Even though I know all this is most likely bullshit, there’s still some comfort in believing it.
The copy of the photograph of the girl is in a white frame. It’s a copy because I wanted to make some postcard art for my friend V’s exhibition over a decade ago. I took four pieces of card – orange, pink, purple and gold glitter. I didn’t know what the hell I was doing but I did know one thing: I wanted to bring some colour to this black and white moment. To inject something fantastical into this ordinary shutter-snapped millisecond of the past. The sheets of card were sliced into small strips with a stanley knife, and the strips were laid down to surround the girl and her cat in this order: orange, pink, purple, gold glitter. Like a half-cut wonky rainbow they surround the girl. Rays of strange light shining on her – or emitting from her, take your pick.

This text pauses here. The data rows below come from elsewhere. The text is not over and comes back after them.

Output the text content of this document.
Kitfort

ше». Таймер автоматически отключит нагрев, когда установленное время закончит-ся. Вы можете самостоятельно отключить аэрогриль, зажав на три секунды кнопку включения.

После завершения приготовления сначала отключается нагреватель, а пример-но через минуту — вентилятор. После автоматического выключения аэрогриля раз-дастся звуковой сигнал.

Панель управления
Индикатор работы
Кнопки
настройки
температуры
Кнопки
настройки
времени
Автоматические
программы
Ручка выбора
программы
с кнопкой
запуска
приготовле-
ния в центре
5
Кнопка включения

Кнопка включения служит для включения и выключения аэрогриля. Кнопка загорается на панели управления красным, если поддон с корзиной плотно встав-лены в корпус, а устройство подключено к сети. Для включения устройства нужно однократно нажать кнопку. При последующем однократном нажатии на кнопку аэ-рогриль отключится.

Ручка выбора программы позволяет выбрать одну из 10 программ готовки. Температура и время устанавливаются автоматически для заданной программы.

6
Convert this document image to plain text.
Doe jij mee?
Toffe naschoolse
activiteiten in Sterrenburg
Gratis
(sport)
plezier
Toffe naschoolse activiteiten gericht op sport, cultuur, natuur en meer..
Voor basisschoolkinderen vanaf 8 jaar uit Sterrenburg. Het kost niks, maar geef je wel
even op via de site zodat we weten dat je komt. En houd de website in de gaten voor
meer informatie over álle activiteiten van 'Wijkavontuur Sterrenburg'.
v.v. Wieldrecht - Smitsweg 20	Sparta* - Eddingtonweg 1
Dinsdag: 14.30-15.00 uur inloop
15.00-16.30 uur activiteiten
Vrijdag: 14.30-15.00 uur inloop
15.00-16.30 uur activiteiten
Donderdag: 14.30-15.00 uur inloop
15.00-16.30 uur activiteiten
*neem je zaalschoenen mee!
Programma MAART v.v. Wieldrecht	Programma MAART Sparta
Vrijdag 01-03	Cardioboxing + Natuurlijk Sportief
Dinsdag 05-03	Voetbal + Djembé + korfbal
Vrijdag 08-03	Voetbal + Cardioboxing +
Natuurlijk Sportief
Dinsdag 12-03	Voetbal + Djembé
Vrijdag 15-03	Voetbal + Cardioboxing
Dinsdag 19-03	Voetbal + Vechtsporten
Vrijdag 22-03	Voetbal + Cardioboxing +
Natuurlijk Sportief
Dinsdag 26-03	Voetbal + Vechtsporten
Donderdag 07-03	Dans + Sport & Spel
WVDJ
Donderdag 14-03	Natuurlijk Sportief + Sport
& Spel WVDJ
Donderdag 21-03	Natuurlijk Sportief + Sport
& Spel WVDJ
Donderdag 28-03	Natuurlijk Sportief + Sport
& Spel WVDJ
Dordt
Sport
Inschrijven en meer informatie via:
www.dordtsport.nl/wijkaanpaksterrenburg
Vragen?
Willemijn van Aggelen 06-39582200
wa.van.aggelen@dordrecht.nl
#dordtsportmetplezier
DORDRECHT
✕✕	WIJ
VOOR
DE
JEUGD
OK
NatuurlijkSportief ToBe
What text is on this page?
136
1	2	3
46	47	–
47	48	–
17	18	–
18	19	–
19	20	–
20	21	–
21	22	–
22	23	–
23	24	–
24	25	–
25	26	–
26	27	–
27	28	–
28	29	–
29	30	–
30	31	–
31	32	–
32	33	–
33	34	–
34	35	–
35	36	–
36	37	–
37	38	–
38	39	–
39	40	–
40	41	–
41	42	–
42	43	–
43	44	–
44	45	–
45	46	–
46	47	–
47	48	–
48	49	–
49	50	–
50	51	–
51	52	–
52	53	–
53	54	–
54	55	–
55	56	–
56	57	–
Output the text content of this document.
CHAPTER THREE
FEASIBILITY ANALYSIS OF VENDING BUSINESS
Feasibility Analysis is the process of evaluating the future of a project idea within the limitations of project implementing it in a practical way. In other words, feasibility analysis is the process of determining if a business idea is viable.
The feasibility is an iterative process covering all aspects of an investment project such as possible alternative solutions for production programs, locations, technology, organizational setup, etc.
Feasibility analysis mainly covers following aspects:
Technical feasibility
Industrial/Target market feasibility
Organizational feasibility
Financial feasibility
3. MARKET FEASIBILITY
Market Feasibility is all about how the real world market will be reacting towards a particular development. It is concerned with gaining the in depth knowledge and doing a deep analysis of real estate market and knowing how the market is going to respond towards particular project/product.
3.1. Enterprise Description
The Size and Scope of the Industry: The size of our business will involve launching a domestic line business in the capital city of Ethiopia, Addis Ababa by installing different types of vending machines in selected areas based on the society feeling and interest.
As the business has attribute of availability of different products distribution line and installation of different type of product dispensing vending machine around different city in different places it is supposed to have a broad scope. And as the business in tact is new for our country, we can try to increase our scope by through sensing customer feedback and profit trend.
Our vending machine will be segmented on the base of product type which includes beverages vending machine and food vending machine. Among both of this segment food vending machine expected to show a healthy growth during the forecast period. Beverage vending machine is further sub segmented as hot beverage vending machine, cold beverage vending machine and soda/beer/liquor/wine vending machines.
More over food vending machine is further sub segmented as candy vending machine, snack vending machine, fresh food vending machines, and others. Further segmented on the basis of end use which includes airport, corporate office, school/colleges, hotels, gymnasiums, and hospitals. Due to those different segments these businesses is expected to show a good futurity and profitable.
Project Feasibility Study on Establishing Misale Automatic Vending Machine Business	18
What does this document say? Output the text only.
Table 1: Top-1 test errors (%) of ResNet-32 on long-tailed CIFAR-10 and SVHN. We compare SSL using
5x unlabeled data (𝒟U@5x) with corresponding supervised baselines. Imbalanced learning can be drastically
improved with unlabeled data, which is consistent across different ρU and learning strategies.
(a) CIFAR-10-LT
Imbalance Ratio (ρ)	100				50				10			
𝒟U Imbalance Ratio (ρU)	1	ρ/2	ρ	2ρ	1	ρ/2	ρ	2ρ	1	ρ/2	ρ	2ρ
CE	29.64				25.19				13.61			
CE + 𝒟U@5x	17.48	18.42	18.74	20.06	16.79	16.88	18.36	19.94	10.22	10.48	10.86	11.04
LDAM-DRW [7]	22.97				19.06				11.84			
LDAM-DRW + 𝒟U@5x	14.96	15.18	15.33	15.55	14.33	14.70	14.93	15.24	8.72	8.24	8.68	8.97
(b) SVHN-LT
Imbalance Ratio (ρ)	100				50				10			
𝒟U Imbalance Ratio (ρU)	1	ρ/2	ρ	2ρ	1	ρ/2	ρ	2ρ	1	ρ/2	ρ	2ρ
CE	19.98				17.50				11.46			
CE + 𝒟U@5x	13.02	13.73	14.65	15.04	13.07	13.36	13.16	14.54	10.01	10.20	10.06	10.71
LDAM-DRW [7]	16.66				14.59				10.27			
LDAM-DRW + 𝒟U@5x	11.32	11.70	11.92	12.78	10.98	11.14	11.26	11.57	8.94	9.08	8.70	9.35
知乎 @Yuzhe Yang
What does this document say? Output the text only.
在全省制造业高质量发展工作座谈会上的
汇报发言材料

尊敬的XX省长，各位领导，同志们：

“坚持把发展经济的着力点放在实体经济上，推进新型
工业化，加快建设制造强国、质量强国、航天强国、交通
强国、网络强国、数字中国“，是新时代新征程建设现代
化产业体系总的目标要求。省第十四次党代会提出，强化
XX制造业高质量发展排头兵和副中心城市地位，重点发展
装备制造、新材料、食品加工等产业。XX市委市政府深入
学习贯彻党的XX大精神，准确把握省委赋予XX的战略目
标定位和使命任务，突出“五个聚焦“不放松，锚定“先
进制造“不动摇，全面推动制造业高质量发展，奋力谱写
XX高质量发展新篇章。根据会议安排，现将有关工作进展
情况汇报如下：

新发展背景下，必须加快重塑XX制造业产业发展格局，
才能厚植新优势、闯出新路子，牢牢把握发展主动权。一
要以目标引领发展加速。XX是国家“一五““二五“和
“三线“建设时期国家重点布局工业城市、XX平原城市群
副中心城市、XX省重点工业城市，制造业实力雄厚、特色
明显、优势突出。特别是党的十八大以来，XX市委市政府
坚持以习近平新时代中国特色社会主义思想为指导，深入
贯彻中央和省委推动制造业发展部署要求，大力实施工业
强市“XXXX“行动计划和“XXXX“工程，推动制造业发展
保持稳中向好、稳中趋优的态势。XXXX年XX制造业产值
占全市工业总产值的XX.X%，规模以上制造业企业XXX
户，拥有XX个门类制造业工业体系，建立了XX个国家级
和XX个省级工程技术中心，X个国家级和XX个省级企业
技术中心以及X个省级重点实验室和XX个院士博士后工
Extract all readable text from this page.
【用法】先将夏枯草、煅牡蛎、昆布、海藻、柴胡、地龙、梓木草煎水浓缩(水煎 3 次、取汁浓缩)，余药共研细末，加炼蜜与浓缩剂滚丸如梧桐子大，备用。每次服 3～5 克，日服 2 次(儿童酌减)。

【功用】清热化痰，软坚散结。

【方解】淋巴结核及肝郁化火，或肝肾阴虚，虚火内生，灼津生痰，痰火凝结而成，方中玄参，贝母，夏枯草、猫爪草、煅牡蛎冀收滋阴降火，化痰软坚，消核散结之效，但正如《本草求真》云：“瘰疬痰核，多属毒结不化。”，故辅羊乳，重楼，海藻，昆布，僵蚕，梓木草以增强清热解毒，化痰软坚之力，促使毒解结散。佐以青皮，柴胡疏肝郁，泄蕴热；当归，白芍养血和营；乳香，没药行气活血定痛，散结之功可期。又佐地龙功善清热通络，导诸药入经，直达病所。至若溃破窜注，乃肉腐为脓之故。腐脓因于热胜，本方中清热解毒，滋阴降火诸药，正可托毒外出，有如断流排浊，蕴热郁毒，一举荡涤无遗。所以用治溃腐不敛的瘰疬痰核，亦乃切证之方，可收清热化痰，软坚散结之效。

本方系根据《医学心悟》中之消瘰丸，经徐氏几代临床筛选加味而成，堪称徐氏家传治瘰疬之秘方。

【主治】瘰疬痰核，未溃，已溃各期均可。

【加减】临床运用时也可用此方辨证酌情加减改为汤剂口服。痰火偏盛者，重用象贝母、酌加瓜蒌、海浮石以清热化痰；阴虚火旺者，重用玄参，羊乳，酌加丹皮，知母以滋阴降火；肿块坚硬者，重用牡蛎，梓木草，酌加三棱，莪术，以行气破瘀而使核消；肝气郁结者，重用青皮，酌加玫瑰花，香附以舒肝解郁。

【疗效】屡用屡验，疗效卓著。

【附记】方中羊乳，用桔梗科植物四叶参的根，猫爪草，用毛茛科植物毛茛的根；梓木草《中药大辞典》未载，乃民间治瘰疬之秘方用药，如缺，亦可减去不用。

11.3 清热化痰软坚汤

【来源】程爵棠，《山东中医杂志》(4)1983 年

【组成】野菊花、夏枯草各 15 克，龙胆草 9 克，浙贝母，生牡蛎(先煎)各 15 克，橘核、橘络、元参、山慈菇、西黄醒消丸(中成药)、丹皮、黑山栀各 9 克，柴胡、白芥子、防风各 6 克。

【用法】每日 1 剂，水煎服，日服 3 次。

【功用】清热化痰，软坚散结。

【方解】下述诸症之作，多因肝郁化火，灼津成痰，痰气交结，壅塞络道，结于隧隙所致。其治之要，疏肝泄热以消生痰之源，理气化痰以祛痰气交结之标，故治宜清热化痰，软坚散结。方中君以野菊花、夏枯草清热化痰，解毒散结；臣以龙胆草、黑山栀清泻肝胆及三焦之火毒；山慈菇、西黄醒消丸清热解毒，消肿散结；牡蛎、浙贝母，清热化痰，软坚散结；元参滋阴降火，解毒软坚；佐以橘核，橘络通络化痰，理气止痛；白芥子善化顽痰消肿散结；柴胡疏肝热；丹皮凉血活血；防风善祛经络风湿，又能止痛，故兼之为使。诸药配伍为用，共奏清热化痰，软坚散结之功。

A young girl with a multi-coloured aura.
I keep the image framed because I love looking at the stranger’s pose – her happiness, her simple joy. She holds the cat. She smiles. She does not know that this photograph will end up reconstructed by someone she would never meet in another country. And perhaps she would hate what I have done with it. She sits up there, on top of a cabinet I got in a charity shop, overlooking my front room. She smiles and holds the cat. We should have no connection yet we do. Two strangers, and a black cat.